Sunday, December 9, 2012

Mashed Potatoes

It is surprising that our next new food has somehow not appeared before the fourth Harry Potter installment:

"'Aaah, 'at's be'er,' said Ron, with his mouth full of mashed potato" (Goblet of Fire 181).

Mashed potatoes is one of my favorite side dishes, and there are so many varieties of mashed potatoes out there! I've decided to try out a relatively simple (and versatile!) one from Rachael Ray

You Will Need:
1 head garlic
1 Tbs extra virgin olive oil
2 lbs baby white potatoes (I used regular russet potatoes)
2 Tbs milk
2 Tbs butter
salt and pepper to taste

1. Slice 1/4" off the top of your garlic head, place on a sheet of aluminum foil. Drizzle the garlic with olive oil, wrap it up with the tin foil, and roast at 400 degrees for 45 minutes.

2. Peel and dice your potatoes, placing the potato chunks in a pot of cold water as you work.
3. When the garlic is ready, bring the potatoes to boil and let them bubble until tender, about 15 minutes.
4. When the potatoes are cooked, drain well and return to the pot. Squeeze the garlic cloves out of their skins into the potatoes. Add the milk and butter. And salt and pepper to taste, and Smash the potatoes!

These are a really versatile mashed potatoes. They have the extra garlicky flavor, but are still a neutral enough taste that they would go well with a variety of main dishes. I hope you enjoy! Though I do recommend that you stay away from talking with your mouth full, like Ron. Ick!
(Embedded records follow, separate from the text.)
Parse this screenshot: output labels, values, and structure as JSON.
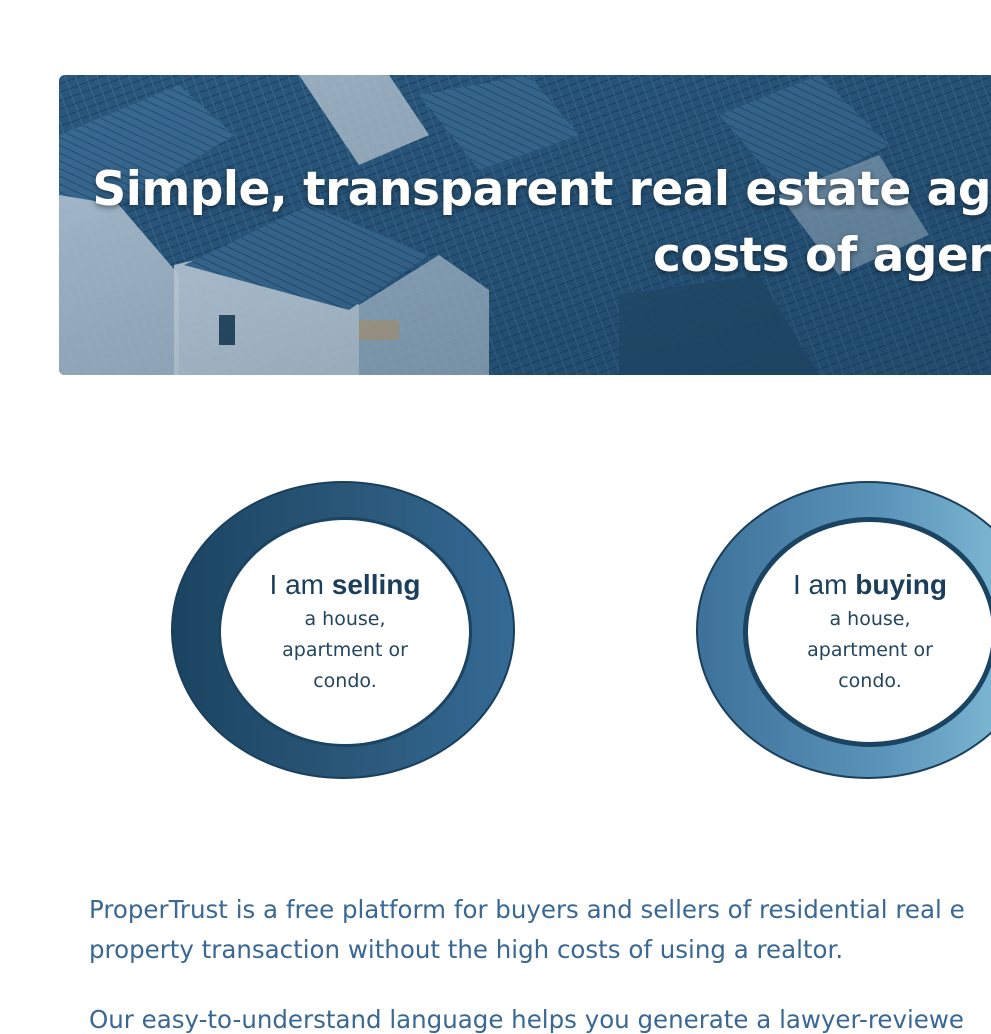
{
  "hero": {
    "title_line1": "Simple, transparent real estate ag",
    "title_line2": "costs of ager"
  },
  "choices": [
    {
      "prefix": "I am ",
      "keyword": "selling",
      "description": "a house, apartment or condo."
    },
    {
      "prefix": "I am ",
      "keyword": "buying",
      "description": "a house, apartment or condo."
    }
  ],
  "intro": {
    "paragraph1_line1": "ProperTrust is a free platform for buyers and sellers of residential real e",
    "paragraph1_line2": "property transaction without the high costs of using a realtor.",
    "paragraph2_line1": "Our easy-to-understand language helps you generate a lawyer-reviewe"
  },
  "colors": {
    "primary_dark": "#1b4462",
    "primary_light": "#86c2da",
    "text_blue": "#3a6894"
  }
}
Saturday, December 8, 2012


Our next new food item (sorry it's been so long awaited; professor-ing is bit more time-consuming than funemployment! I promise I shall cook up a storm over the holidays to make up for it!) is in fact just an adjective describing a food we made long ago:

"Mrs. Weasley took a piece of buttered toast from a stack on the kitchen table, put it into the fire tongs, and transferred it into Mr. Diggory's mouth" (Goblet of Fire 160).

I still remember shaking a jar of cream as a kid (in Brownies, in fact) and waiting for it to magically transform into butter. The process is even faster when you're a grown up with access to an electric mixer! I got this recipe at organicgardening.com, and it's SO simple!

You Will Need:
Heavy whipping cream (preferably with 35% fat content, but the highest I could find was 17%, and it worked fine)
An air-tight jar or container to store the butter in

1. Pour your cream into a mixing bowl and beat with an electric mixer on medium for about 10 minutes. It really does take ten minutes: the cream will turn to fluffy whipped cream, then stiff peaks, then curdle. And then (literally at 9 minutes 30 seconds for me!), the curds will begin to clump together and watery milk will pool in the bottom of the bowl. At this point, stop the mixer.
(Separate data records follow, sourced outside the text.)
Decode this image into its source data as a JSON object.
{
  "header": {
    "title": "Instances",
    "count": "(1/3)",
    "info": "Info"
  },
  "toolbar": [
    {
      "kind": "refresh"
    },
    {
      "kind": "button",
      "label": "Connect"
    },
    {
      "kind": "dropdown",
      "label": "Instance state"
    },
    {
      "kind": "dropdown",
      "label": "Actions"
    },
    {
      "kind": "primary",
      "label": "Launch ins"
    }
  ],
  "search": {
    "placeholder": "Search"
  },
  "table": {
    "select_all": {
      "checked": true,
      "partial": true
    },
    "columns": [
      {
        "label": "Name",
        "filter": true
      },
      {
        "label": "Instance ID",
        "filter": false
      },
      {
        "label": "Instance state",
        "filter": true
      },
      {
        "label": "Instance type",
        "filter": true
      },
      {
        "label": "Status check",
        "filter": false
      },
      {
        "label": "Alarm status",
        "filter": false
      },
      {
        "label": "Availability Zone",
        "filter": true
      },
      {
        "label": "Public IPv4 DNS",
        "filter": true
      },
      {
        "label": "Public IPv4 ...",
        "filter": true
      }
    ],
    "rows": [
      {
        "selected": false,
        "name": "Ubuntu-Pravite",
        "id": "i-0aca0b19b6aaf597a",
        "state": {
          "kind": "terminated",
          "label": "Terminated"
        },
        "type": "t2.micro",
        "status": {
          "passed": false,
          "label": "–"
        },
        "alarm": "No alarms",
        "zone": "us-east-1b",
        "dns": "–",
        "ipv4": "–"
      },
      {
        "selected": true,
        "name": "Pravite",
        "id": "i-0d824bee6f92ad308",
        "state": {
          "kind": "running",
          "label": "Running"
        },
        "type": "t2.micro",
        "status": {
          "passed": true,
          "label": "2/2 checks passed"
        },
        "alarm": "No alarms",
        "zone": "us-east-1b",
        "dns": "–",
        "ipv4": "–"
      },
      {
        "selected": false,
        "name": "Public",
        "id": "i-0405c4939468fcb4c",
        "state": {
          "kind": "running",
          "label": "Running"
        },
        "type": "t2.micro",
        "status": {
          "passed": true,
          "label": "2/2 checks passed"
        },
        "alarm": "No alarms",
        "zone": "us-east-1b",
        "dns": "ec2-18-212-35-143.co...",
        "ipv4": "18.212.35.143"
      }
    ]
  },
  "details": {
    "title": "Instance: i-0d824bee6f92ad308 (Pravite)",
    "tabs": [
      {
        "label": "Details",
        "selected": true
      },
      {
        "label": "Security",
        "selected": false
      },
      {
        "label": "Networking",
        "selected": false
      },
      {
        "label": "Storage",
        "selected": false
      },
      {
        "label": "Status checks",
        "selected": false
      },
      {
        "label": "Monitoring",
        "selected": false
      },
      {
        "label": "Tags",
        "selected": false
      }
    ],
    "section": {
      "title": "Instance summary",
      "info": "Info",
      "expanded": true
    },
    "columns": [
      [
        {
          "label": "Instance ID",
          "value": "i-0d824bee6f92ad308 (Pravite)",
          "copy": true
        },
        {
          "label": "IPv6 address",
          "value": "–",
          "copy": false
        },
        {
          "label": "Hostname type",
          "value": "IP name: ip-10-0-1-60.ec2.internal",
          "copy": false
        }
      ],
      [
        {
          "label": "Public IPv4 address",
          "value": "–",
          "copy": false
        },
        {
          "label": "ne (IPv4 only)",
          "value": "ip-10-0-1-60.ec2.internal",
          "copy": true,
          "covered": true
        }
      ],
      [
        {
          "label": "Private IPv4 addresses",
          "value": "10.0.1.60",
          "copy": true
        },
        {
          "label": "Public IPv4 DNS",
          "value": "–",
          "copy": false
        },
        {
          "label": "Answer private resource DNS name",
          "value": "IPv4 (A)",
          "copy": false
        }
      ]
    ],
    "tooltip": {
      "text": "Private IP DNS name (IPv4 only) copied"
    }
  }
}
2. Carefully pour off as much milk as possible. You can save the "buttermilk" in the fridge if you plan to use it later.

3. Use a stiff spatula to press the butter into the sides of the bowl to squeeze out as much liquid as possible.
4. Add about 1/2 cup ice water to the butter and use the spatula to press the water and butter against the side of the bowl. Pour out the cloudy water. This is called "washing" the butter, and it prevents it from spoiling. Repeat the process 2-3 times, until the water is less cloudy when poured off.

5. Transfer the butter into packages (Organic Gardening recommends wrapping it in plastic wrap or parchment first). It can be stored up to a week in the fridge, or 6 months in the freezer.

6. If you like, you can sprinkle some salt on top before using the butter. Or you can check out Organic Gardening's ideas for making compound butters of different flavors.

I definitely recommend trying the compound butter ideas (I may try them myself soon!), as this butter is a little tasteless as a spread, despite its lovely fresh buttery smell. I'm not normally a fan of plain butter as a condiment, so perhaps those of you who like buttered bread will enjoy this more than I did. Regardless, it was fun to make, and really interesting to watch the chemistry unfold... like magic!